Un tal Isaac Montero, al que no conozco de nada -sin duda por culpa mía-, ha dimitido de la Presidencia de la Asociación Colegial de Escritores -que sí conozco, pero me da igual- porque los afiliados a la ACE no han suscrito las tesis de la ya célebre carta que la Academia dirigió a Felipe González. Ha dicho: «A lo que no estoy dispuesto, como ciudadano, es a que se extirpe (sic) la lengua nacional común».
Como se ve, el señor Montero está persuadido de que todo aquel que no apoye la misiva de marras colabora en la extirpación de la «lengua nacional común». Lo cual me resulta asaz fastidioso, dado que me cuento entre los que creen que esa carta es un perfecto dislate. ¿Estaré ayudando, inconsciente de mí, a extirpar la lengua castellana? Me disgustaría ser cómplice de tan abyecta lingüectomía: en castellano aprendí a pensar y a comunicar mi pensamiento, y con el castellano como herramienta de trabajo me gano el sustento. Vamos, que es mi lengua, y la tengo en alta estima.
Pero, precisamente porque la quiero, no puedo solidarizarme con quienes se equivocan a la hora de señalar qué peligros corre.
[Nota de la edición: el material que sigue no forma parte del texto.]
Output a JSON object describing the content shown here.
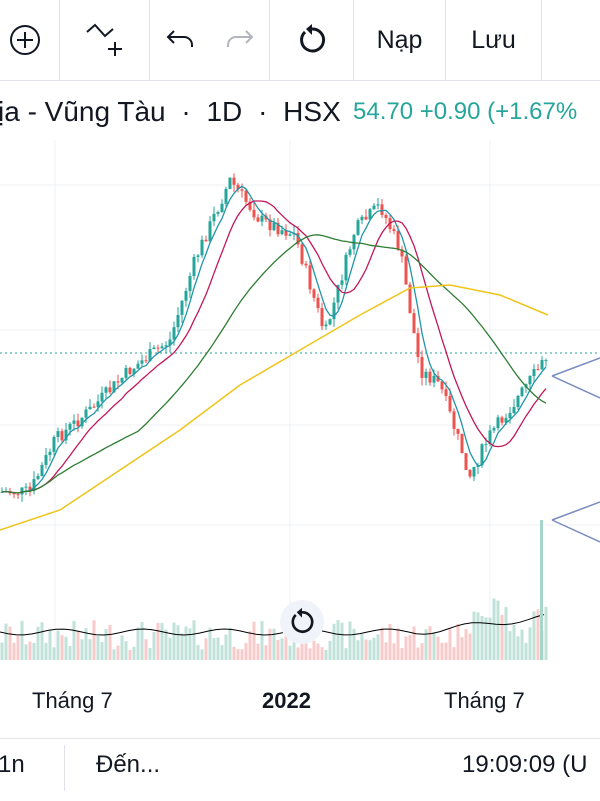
{
  "toolbar": {
    "add_icon": "plus-circle-icon",
    "indicator_icon": "indicators-icon",
    "undo_icon": "undo-icon",
    "redo_icon": "redo-icon",
    "reset_icon": "reset-icon",
    "load_label": "Nạp",
    "save_label": "Lưu"
  },
  "header": {
    "symbol_name": "ịa - Vũng Tàu",
    "interval": "1D",
    "exchange": "HSX",
    "price_change": "54.70  +0.90 (+1.67%",
    "dot": "·"
  },
  "axis": {
    "labels": [
      "Tháng 7",
      "2022",
      "Tháng 7"
    ]
  },
  "bottom_bar": {
    "range": "1n",
    "goto": "Đến...",
    "clock": "19:09:09 (U"
  },
  "colors": {
    "up": "#26a69a",
    "down": "#ef5350",
    "ma_fast": "#2196a8",
    "ma_mid": "#c2185b",
    "ma_slow": "#2e7d32",
    "ma_long": "#f0c419",
    "arrow": "#7a8cc0"
  },
  "chart_data": {
    "type": "candlestick",
    "interval": "1D",
    "x_ticks": [
      "Tháng 7",
      "2022",
      "Tháng 7"
    ],
    "last_price": 54.7,
    "change": 0.9,
    "change_pct": 1.67,
    "moving_averages": 4,
    "volume": true
  }
}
El primer error de la carta de la Academia es dar por hecho que el castellano está amenazado por el progreso de las lenguas que llama «vernáculas» (erróneamente: la castellana no es menos vernácula que cualquier otra lengua. Sería bueno que los académicos ojearan de vez en cuando su propio diccionario). En todo caso, esas lenguas no amenazan nada ni a nadie: tan sólo recuperan una parte del mucho espacio social que les fue arrebatado a bofetadas.
Segundo error: no se dan cuenta de que quienes más daño hacen hoy al castellano no son aquellos que se expresan en otras lenguas, sino quienes lo maltratan con su uso.
De los cuales encontramos en la vida pública y en los medios de comunicación actuales dos géneros típicos. El primero es el de quienes emplean el castellano a coces, como si el nuestro fuera un idioma tosco, desangelado y pobre, su diccionario no albergara 83.500 palabras -se ve que con trescientas les basta y sobra para decir mal lo que piensan poco- y su gramática careciera de función específica conocida. Lo más cómico es que muchos de éstos -autores de tochos soporíferos, cotorras de cháchara inaguantable, articulistas ramplones- se cuentan entre los que con más entusiasmo se apuntan a criticar los supuestos excesos de las «lenguas vernáculas».
El otro género de anti-castellano es el que cultivan impunemente todos esos políticos que se han especializado en parlotear sin decir nada y en apabullar a la gente a fuerza de retórica tecnocrática y huera, empobrecedora del lenguaje y ahuyentadora de ideas.
¿Quién es aquí el más activo difusor de tal plaga? Ese trasunto de charlatán de feria que tenemos por presidente de Gobierno. ¡Y a semejante depredador de la lengua acude la Academia en busca de socorro! Va aviada.
Javier Ortiz. El Mundo (10 de diciembre de 1994). Subido a "Desde Jamaica" el 14 de diciembre de 2012.